Is It Safe To Live Near An Oil Refinery?

Living near an oil refinery is associated with an increased risk of bladder cancer, according to a new study by the US health agency CDC. According to the study, 10% of refineries in the United States emit cancer - and cause benzene - and a recent study by the National Institute of Environmental Health Sciences (NIEHS) showed that 10 of them emit it into the air at a rate of 1,000 parts per billion.
 
Some of the people who are at increased risk of cancer from refinery pollution are people of color. The study reports that more than a million African Americans live just a few miles from oil and gas facilities and are at higher risk for bladder cancer and other cancers such as lung cancer.
 
When the authors looked at the proximity of refineries, they found that 54 percent of people living in counties near refineries in Michigan, Louisiana, and Pennsylvania were African-American, 53 percent in Louisiana, and 54 percent in Tennessee, above the national average of 40 percent of all U.S. counties.
 
They found that those living in counties near refineries in Michigan, Louisiana, Pennsylvania, Tennessee, and Texas lived at a higher rate than the national average for all U.S. counties.  Beware if you are buying a home near an oil and gas refinery
 
People living near oil and gas wells are at increased risk of health effects, including cancer, according to the findings. A previous study in Colorado found that children diagnosed with leukemia were more likely to live in dense areas near an oil or gas well. Several studies have shown that living in areas with high concentrations of oil, gas, or coal is associated with an increased risk of health damage.
 
Environmental authorities claim that people living near chemical plants are at risk of contamination, disease, and exposure.
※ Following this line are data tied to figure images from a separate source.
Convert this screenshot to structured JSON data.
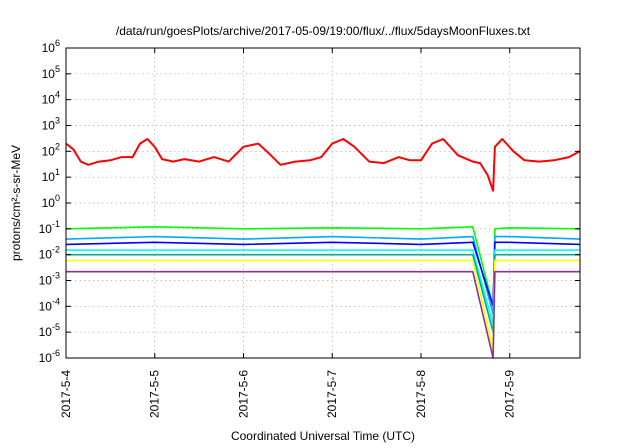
{
  "chart_data": {
    "type": "line",
    "title": "/data/run/goesPlots/archive/2017-05-09/19:00/flux/../flux/5daysMoonFluxes.txt",
    "xlabel": "Coordinated Universal Time (UTC)",
    "ylabel": "protons/cm²-s-sr-MeV",
    "y_scale": "log",
    "ylim": [
      1e-06,
      1000000.0
    ],
    "y_ticks": [
      {
        "value": 1e-06,
        "base": "10",
        "exp": "-6"
      },
      {
        "value": 1e-05,
        "base": "10",
        "exp": "-5"
      },
      {
        "value": 0.0001,
        "base": "10",
        "exp": "-4"
      },
      {
        "value": 0.001,
        "base": "10",
        "exp": "-3"
      },
      {
        "value": 0.01,
        "base": "10",
        "exp": "-2"
      },
      {
        "value": 0.1,
        "base": "10",
        "exp": "-1"
      },
      {
        "value": 1,
        "base": "10",
        "exp": "0"
      },
      {
        "value": 10,
        "base": "10",
        "exp": "1"
      },
      {
        "value": 100,
        "base": "10",
        "exp": "2"
      },
      {
        "value": 1000,
        "base": "10",
        "exp": "3"
      },
      {
        "value": 10000,
        "base": "10",
        "exp": "4"
      },
      {
        "value": 100000,
        "base": "10",
        "exp": "5"
      },
      {
        "value": 1000000,
        "base": "10",
        "exp": "6"
      }
    ],
    "xlim": [
      "2017-05-04 00:00",
      "2017-05-09 19:00"
    ],
    "x_tick_labels": [
      "2017-5-4",
      "2017-5-5",
      "2017-5-6",
      "2017-5-7",
      "2017-5-8",
      "2017-5-9"
    ],
    "grid": true,
    "legend": "none",
    "series": [
      {
        "color": "#ff0000",
        "x": [
          "2017-05-04 00:00",
          "2017-05-04 02:00",
          "2017-05-04 04:00",
          "2017-05-04 06:00",
          "2017-05-04 09:00",
          "2017-05-04 12:00",
          "2017-05-04 15:00",
          "2017-05-04 18:00",
          "2017-05-04 20:00",
          "2017-05-04 22:00",
          "2017-05-05 00:00",
          "2017-05-05 02:00",
          "2017-05-05 05:00",
          "2017-05-05 08:00",
          "2017-05-05 12:00",
          "2017-05-05 16:00",
          "2017-05-05 20:00",
          "2017-05-06 00:00",
          "2017-05-06 04:00",
          "2017-05-06 07:00",
          "2017-05-06 10:00",
          "2017-05-06 14:00",
          "2017-05-06 18:00",
          "2017-05-06 21:00",
          "2017-05-07 00:00",
          "2017-05-07 03:00",
          "2017-05-07 06:00",
          "2017-05-07 10:00",
          "2017-05-07 14:00",
          "2017-05-07 18:00",
          "2017-05-07 21:00",
          "2017-05-08 00:00",
          "2017-05-08 03:00",
          "2017-05-08 06:00",
          "2017-05-08 10:00",
          "2017-05-08 14:00",
          "2017-05-08 16:00",
          "2017-05-08 18:00",
          "2017-05-08 19:30",
          "2017-05-08 20:00",
          "2017-05-08 22:00",
          "2017-05-09 01:00",
          "2017-05-09 04:00",
          "2017-05-09 08:00",
          "2017-05-09 12:00",
          "2017-05-09 16:00",
          "2017-05-09 19:00"
        ],
        "y": [
          200,
          120,
          40,
          30,
          40,
          45,
          60,
          60,
          200,
          300,
          150,
          50,
          40,
          50,
          40,
          60,
          40,
          150,
          200,
          80,
          30,
          40,
          45,
          60,
          200,
          300,
          150,
          40,
          35,
          60,
          45,
          45,
          200,
          300,
          70,
          40,
          35,
          12,
          3,
          150,
          300,
          100,
          45,
          40,
          45,
          60,
          100
        ]
      },
      {
        "color": "#00ff00",
        "x": [
          "2017-05-04 00:00",
          "2017-05-05 00:00",
          "2017-05-06 00:00",
          "2017-05-07 00:00",
          "2017-05-08 00:00",
          "2017-05-08 14:00",
          "2017-05-08 19:30",
          "2017-05-08 20:00",
          "2017-05-09 00:00",
          "2017-05-09 19:00"
        ],
        "y": [
          0.1,
          0.12,
          0.1,
          0.11,
          0.1,
          0.12,
          0.0001,
          0.1,
          0.11,
          0.1
        ]
      },
      {
        "color": "#00aaff",
        "x": [
          "2017-05-04 00:00",
          "2017-05-05 00:00",
          "2017-05-06 00:00",
          "2017-05-07 00:00",
          "2017-05-08 00:00",
          "2017-05-08 14:00",
          "2017-05-08 19:30",
          "2017-05-08 20:00",
          "2017-05-09 00:00",
          "2017-05-09 19:00"
        ],
        "y": [
          0.04,
          0.05,
          0.04,
          0.05,
          0.04,
          0.05,
          5e-05,
          0.05,
          0.05,
          0.04
        ]
      },
      {
        "color": "#0000ff",
        "x": [
          "2017-05-04 00:00",
          "2017-05-05 00:00",
          "2017-05-06 00:00",
          "2017-05-07 00:00",
          "2017-05-08 00:00",
          "2017-05-08 14:00",
          "2017-05-08 19:30",
          "2017-05-08 20:00",
          "2017-05-09 00:00",
          "2017-05-09 19:00"
        ],
        "y": [
          0.025,
          0.03,
          0.025,
          0.03,
          0.025,
          0.03,
          0.0001,
          0.03,
          0.03,
          0.025
        ]
      },
      {
        "color": "#00ffff",
        "x": [
          "2017-05-04 00:00",
          "2017-05-05 00:00",
          "2017-05-06 00:00",
          "2017-05-07 00:00",
          "2017-05-08 00:00",
          "2017-05-08 14:00",
          "2017-05-08 19:30",
          "2017-05-08 20:00",
          "2017-05-09 00:00",
          "2017-05-09 19:00"
        ],
        "y": [
          0.015,
          0.015,
          0.015,
          0.015,
          0.015,
          0.015,
          2e-05,
          0.015,
          0.015,
          0.015
        ]
      },
      {
        "color": "#00aa88",
        "x": [
          "2017-05-04 00:00",
          "2017-05-05 00:00",
          "2017-05-06 00:00",
          "2017-05-07 00:00",
          "2017-05-08 00:00",
          "2017-05-08 14:00",
          "2017-05-08 19:30",
          "2017-05-08 20:00",
          "2017-05-09 00:00",
          "2017-05-09 19:00"
        ],
        "y": [
          0.01,
          0.01,
          0.01,
          0.01,
          0.01,
          0.01,
          1e-05,
          0.01,
          0.01,
          0.01
        ]
      },
      {
        "color": "#ffff00",
        "x": [
          "2017-05-04 00:00",
          "2017-05-05 00:00",
          "2017-05-06 00:00",
          "2017-05-07 00:00",
          "2017-05-08 00:00",
          "2017-05-08 14:00",
          "2017-05-08 19:30",
          "2017-05-08 20:00",
          "2017-05-09 00:00",
          "2017-05-09 19:00"
        ],
        "y": [
          0.006,
          0.006,
          0.006,
          0.006,
          0.006,
          0.006,
          2e-06,
          0.006,
          0.006,
          0.006
        ]
      },
      {
        "color": "#883388",
        "x": [
          "2017-05-04 00:00",
          "2017-05-05 00:00",
          "2017-05-06 00:00",
          "2017-05-07 00:00",
          "2017-05-08 00:00",
          "2017-05-08 14:00",
          "2017-05-08 19:30",
          "2017-05-08 20:00",
          "2017-05-09 00:00",
          "2017-05-09 19:00"
        ],
        "y": [
          0.0022,
          0.0022,
          0.0022,
          0.0022,
          0.0022,
          0.0022,
          1e-06,
          0.0022,
          0.0022,
          0.0022
        ]
      }
    ]
  }
}
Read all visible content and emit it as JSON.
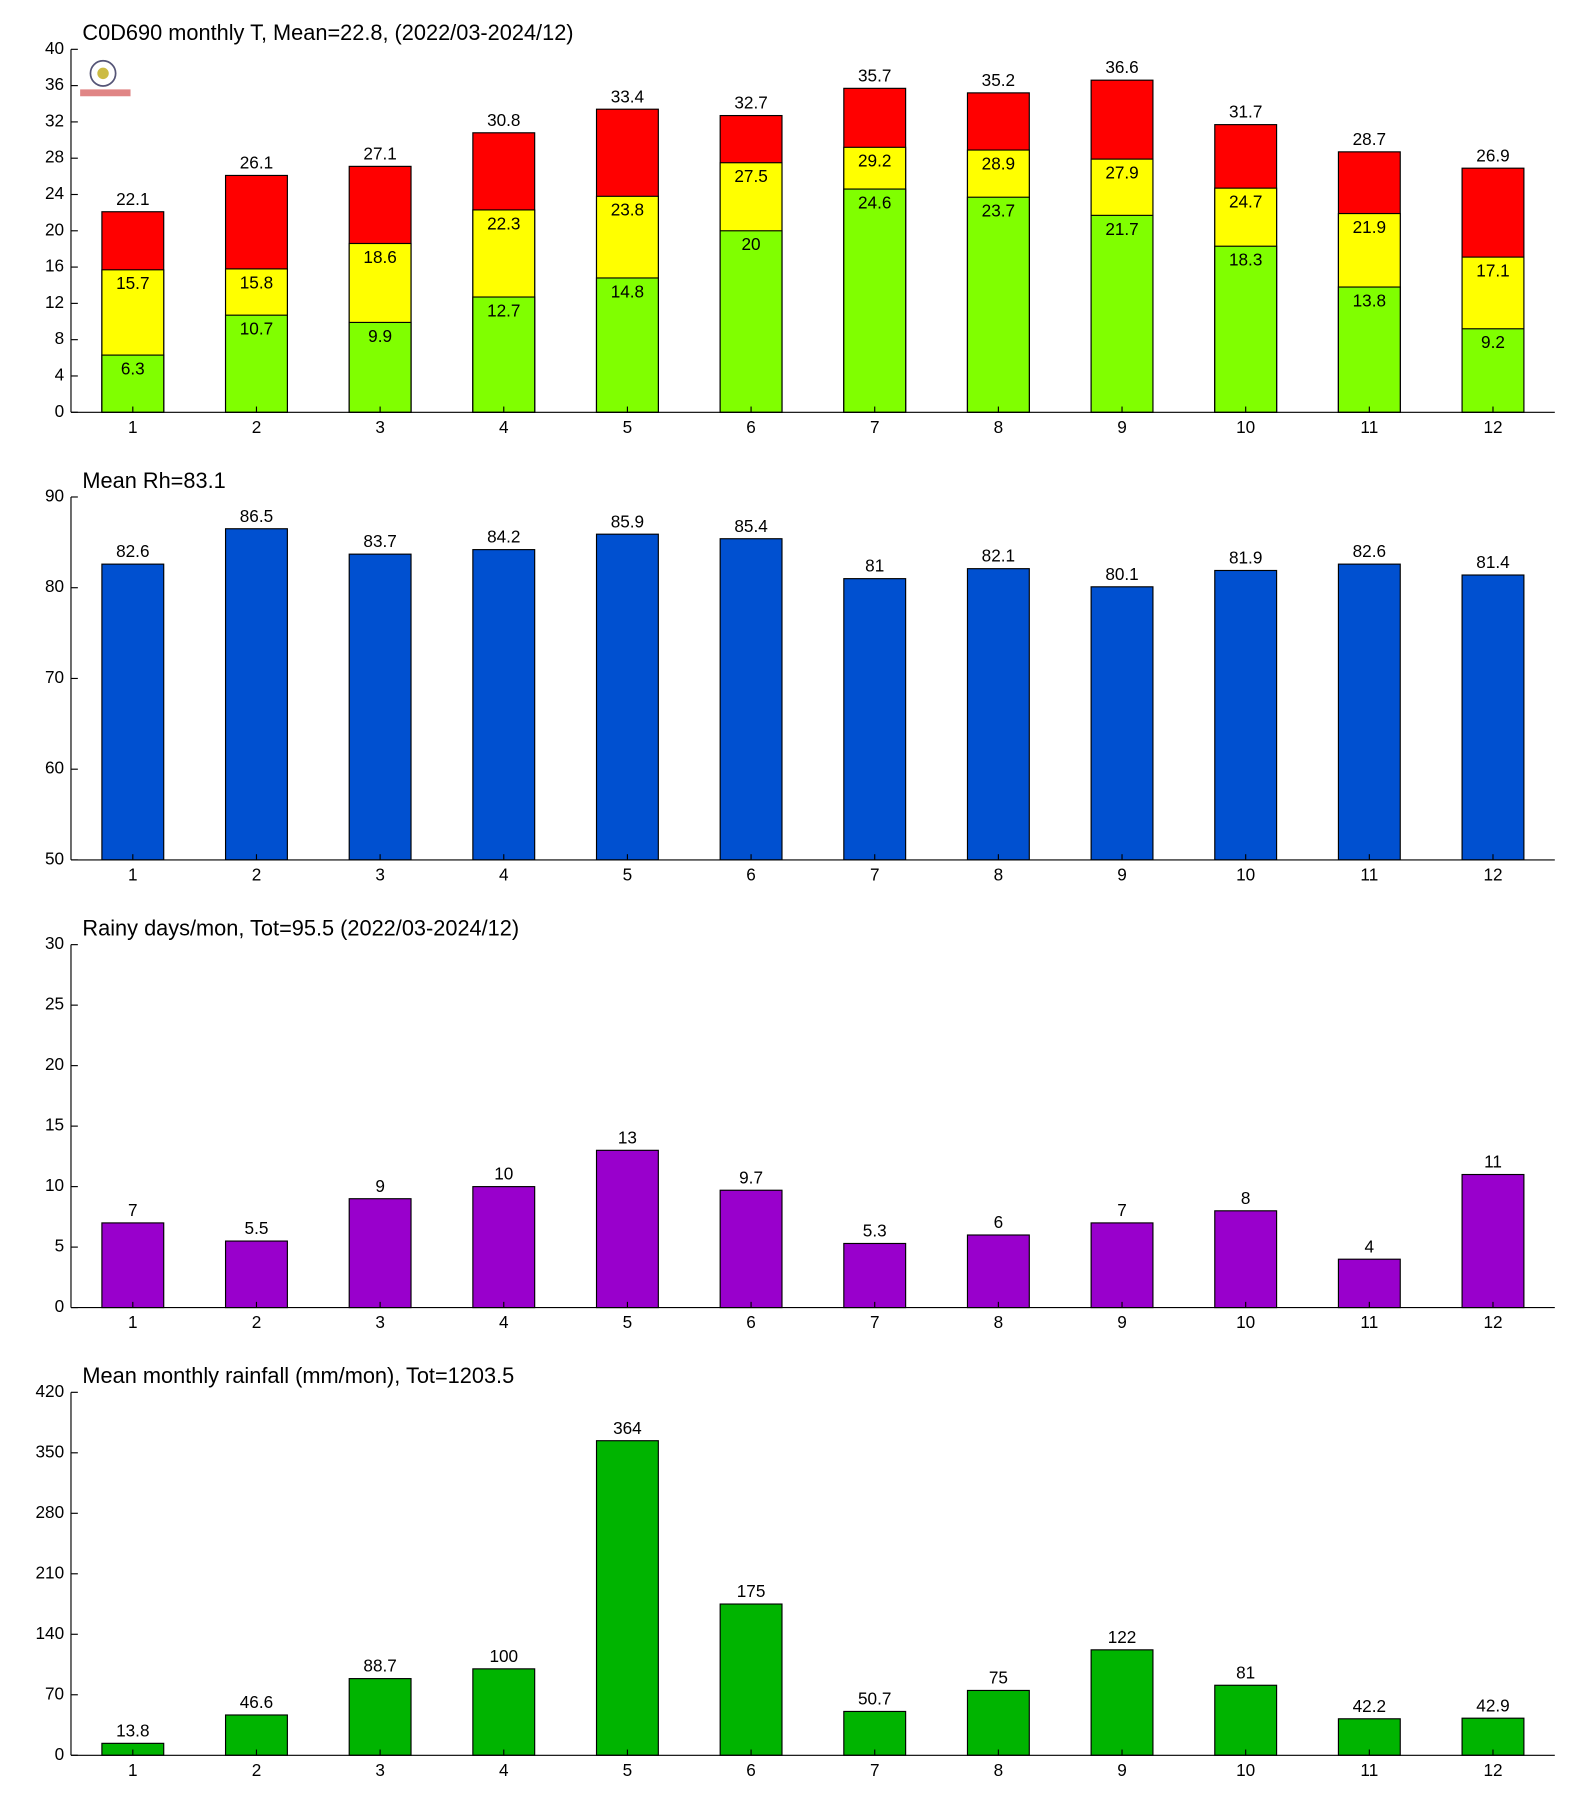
{
  "chart_data": [
    {
      "type": "bar",
      "title": "C0D690 monthly T, Mean=22.8, (2022/03-2024/12)",
      "categories": [
        "1",
        "2",
        "3",
        "4",
        "5",
        "6",
        "7",
        "8",
        "9",
        "10",
        "11",
        "12"
      ],
      "series": [
        {
          "color": "#ff0000",
          "values": [
            22.1,
            26.1,
            27.1,
            30.8,
            33.4,
            32.7,
            35.7,
            35.2,
            36.6,
            31.7,
            28.7,
            26.9
          ]
        },
        {
          "color": "#ffff00",
          "values": [
            15.7,
            15.8,
            18.6,
            22.3,
            23.8,
            27.5,
            29.2,
            28.9,
            27.9,
            24.7,
            21.9,
            17.1
          ]
        },
        {
          "color": "#80ff00",
          "values": [
            6.3,
            10.7,
            9.9,
            12.7,
            14.8,
            20,
            24.6,
            23.7,
            21.7,
            18.3,
            13.8,
            9.2
          ]
        }
      ],
      "ylim": [
        0,
        40
      ],
      "yticks": [
        0,
        4,
        8,
        12,
        16,
        20,
        24,
        28,
        32,
        36,
        40
      ]
    },
    {
      "type": "bar",
      "title": "Mean Rh=83.1",
      "categories": [
        "1",
        "2",
        "3",
        "4",
        "5",
        "6",
        "7",
        "8",
        "9",
        "10",
        "11",
        "12"
      ],
      "values": [
        82.6,
        86.5,
        83.7,
        84.2,
        85.9,
        85.4,
        81,
        82.1,
        80.1,
        81.9,
        82.6,
        81.4
      ],
      "color": "#0050d0",
      "ylim": [
        50,
        90
      ],
      "yticks": [
        50,
        60,
        70,
        80,
        90
      ]
    },
    {
      "type": "bar",
      "title": "Rainy days/mon, Tot=95.5 (2022/03-2024/12)",
      "categories": [
        "1",
        "2",
        "3",
        "4",
        "5",
        "6",
        "7",
        "8",
        "9",
        "10",
        "11",
        "12"
      ],
      "values": [
        7,
        5.5,
        9,
        10,
        13,
        9.7,
        5.3,
        6,
        7,
        8,
        4,
        11
      ],
      "color": "#9900cc",
      "ylim": [
        0,
        30
      ],
      "yticks": [
        0,
        5,
        10,
        15,
        20,
        25,
        30
      ]
    },
    {
      "type": "bar",
      "title": "Mean monthly rainfall (mm/mon), Tot=1203.5",
      "categories": [
        "1",
        "2",
        "3",
        "4",
        "5",
        "6",
        "7",
        "8",
        "9",
        "10",
        "11",
        "12"
      ],
      "values": [
        13.8,
        46.6,
        88.7,
        100,
        364,
        175,
        50.7,
        75,
        122,
        81,
        42.2,
        42.9
      ],
      "color": "#00b400",
      "ylim": [
        0,
        420
      ],
      "yticks": [
        0,
        70,
        140,
        210,
        280,
        350,
        420
      ]
    }
  ]
}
For example, a million people living near a refinery would have a significantly reduced risk of cancer, according to the EPA. In many cases, people living near refineries and other industrial facilities know that they can be dangerous, but they do not always have evidence, "says Dr. Michael Siegel, head of the Office of Toxic Substances and Disease Control at the Federal Environment Agency.
 
This is one of the first studies to collect and analyze data on the large Swedish population living near oil refineries. Data from 36 studies showed that workers in oil refineries were more than twice as likely to develop mesothelioma as non-workers. A study of 1.5 million people who worked in the industry for at least a year between 1946 and 1971 found an increase in asbestos-related diseases such as lung, lung, and cancer.
 
One community highlighted in this report is West Port Arthur, Texas, which is surrounded by several petrochemical plants, including the largest oil refinery in the world, owned by Texas - Valero. Nearly a million African Americans live within a mile of the site, and more than half of them live near the refinery, according to the U.S. Environmental Protection Agency.
   
More than 80 percent of the releases come from Shell's oil refinery, the second-largest in the United States after Houston. A municipality is a city that is 95 percent black and has two oil refineries that process about 1.5 million barrels of crude oil a day. Texas is the third and most polluted state in terms of air quality, and 27 reported releasing 10 million pounds of toxic pollution into the air in 2010, according to the EPA. [Sources: 16, 19, 20]
 
The state's highest carbon dioxide emitting refinery, Exxon Mobil's Corpus Christi refinery, was closed in June after an explosion and fire broke out. The refinery released more than 1.5 million pounds of toxic air pollution a day, according to EPA figures. A study by the US Centers for Disease Control and Prevention has analyzed the cancer risk of oil refinery workers.

Two communities 2.5 kilometers behind the refinery were classified as refinery exhaust gases. Children are also at risk, according to the Texas Department of Public Health and Human Services (DHS). Like nuclear plants, fracking wells, and refineries, those who actually live near these sites are quick to say that they do so only if they believe the site is safe.
 
Working in a petrochemical plant, refinery, or oil field can put their lives at risk, as can the dangers that most people who work in refineries face while they are at work. It is possible to be exposed to dangerous chemicals and, as a result, to suffer health problems, and workers in refineries tend to be exposed to hazards such as the few mentioned above, which can lead to cancer, heart disease, respiratory problems, kidney failure, and even death. Koons has spent most of his life dealing with the dangers of the refinery, having lived near the Carson plant for three decades. He has also lived near a number of other oil and gas facilities in the Los Angeles area.